The Great Divide looms large in American legend and folklore. From Cape Prince of Wales, Alaska, this imaginary line traces the peaks of the Rocky Mountains in North America southward into Mexico, through the isthmus of Panama, then on through the heights of the Andes to Terrra del Fuego, at the extreme end of South America. The line represents the interplay of geography and gravity. Rain falling to the west of the line runs to the Pacific Ocean. Rain falling to the east flows toward the Atlantic.
There’s a Great Divide on your computer, too. It draws the information you keep in two different directions. To one side is the information in your email, and to the other the information in your files. Crossing the boundary between these two worlds is a lot like working against gravity. It requires effort and awkward compromises.
Like email attachments.
If I had to pick the one feature in our shared information landscape that causes the most difficulty, it’s this digital Great Divide — The split between files and email.
We have to go back in time to imagine an era before there was a split. Before the digital age, most of the information used by business was stored on paper. Paper was the primary medium for all transactions, contracts, agreements, and formal communications. If you wanted to collect all the information about a project together in one place, you could bundle up the associated paper and transport it as a single unit.

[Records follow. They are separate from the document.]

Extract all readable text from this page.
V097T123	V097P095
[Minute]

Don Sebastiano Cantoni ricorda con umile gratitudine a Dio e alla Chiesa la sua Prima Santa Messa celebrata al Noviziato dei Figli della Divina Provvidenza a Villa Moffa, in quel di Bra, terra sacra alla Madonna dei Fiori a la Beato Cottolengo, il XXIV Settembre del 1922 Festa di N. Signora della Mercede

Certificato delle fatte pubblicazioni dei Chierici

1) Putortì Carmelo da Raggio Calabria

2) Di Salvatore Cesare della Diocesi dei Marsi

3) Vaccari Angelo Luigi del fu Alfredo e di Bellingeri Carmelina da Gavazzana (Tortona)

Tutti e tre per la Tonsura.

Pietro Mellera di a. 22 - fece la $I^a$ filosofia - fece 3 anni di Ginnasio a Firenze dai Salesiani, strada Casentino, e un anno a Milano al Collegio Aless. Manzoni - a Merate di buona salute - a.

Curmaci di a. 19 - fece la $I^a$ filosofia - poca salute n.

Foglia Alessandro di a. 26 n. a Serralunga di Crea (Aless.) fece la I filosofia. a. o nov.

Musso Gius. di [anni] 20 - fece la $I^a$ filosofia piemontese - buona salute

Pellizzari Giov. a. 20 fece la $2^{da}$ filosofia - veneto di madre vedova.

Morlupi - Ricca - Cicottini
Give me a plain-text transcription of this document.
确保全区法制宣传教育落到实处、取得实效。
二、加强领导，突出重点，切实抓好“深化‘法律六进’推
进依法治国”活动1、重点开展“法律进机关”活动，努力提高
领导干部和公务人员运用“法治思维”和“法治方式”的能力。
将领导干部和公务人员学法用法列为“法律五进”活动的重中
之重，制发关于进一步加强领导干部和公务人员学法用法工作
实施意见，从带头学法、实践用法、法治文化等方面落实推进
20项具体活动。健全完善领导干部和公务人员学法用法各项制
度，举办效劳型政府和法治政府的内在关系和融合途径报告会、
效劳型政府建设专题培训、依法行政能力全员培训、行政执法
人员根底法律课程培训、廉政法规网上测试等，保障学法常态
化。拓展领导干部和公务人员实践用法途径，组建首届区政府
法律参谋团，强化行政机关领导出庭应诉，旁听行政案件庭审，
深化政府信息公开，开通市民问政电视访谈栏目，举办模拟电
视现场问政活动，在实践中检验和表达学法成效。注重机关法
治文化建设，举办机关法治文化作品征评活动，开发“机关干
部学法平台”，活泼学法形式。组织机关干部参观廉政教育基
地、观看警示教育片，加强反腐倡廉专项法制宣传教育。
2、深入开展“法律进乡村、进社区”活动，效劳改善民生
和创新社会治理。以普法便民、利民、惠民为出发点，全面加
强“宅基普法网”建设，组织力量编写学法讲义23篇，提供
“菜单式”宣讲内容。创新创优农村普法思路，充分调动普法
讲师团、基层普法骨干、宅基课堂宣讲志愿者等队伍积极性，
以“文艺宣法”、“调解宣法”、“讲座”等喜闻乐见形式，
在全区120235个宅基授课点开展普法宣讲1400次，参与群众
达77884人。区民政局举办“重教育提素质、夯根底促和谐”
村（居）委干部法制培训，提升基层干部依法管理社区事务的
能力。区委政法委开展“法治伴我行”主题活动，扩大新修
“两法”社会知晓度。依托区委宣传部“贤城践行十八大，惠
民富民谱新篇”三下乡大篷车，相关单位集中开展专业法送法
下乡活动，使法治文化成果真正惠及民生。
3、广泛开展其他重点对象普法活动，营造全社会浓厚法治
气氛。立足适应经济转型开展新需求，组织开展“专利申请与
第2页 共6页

Doing so today, after the split that created the Great Divide, is much more difficult.
The very first thing any information management consultant will tell you is to start storing your email and files together in an integrated system. At the enterprise level, you have a wealth of options for doing so: document management systems, records management systems, enterprise content management systems and a whole host of narrower solutions aimed at particular job functions. All of which primarily exist to do one thing: to keep related information together. To bridge the gap between files and email.
But where’s the system that does this on the individual level? What if you, personally, wanted to have a complete picture of your information landscape, without having to flip back and forth between email and files?
What would that system look like? What new horizons would open up if you had one?